Ideally, immunohistochemical studies should consider some of these aspects and a researcher should also be wary that some polysaccharide epitopes can be present on more than one set of polymers. For example, the LM6 1,5-arabinan epitope can occur in pectic rhamnogalacturonan-I but also, in some instances, in arabinogalactan-proteins (Willats et al. 1998; Lee et al. 2005). Epitope biochemical context in an organ/cell system being studied can be determined by using the probe in complementary procedures involving biochemical or chromatographic procedures.

Molecular probes are not restricted to use with sections of plant materials and are highly effective with intact cells and organs in a wide range of systems using similar immunolabelling procedures.(See Willats et al. 2001; Willats et al. 2004; McCartney et al. 2003; Lee et al. 2005).
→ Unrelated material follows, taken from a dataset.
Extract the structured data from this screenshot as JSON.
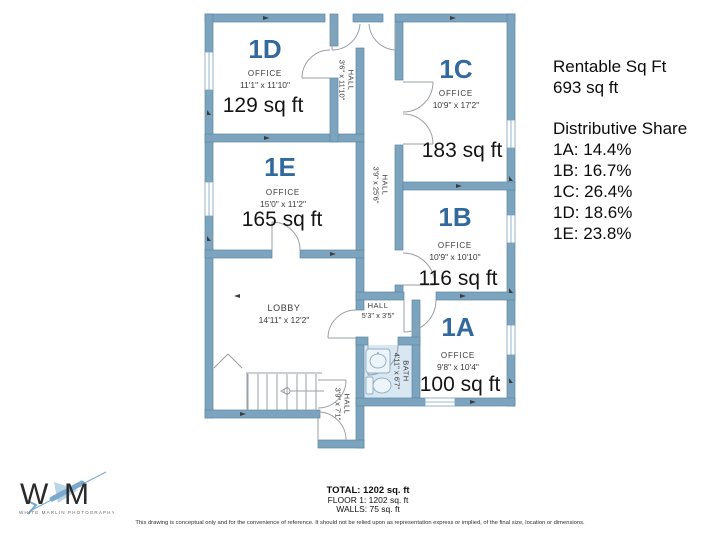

The detection of the LM8 xylogalacturonan epitope in detaching root cap cells at the surface of an intact carrot root apex is shown below.

anti-xylogalacturonan LM8 / anti-rat-IgG:FITC

Autofluorescence

Some plant materials with high levels of cell wall phenolics, such as grasses, can be highly autofluorescent across all major wavelengths used for fluorophore detection. This is easily solved by the staining of sections with Toluidine Blue O after all the antibody labelling steps (Xue et al. 2013).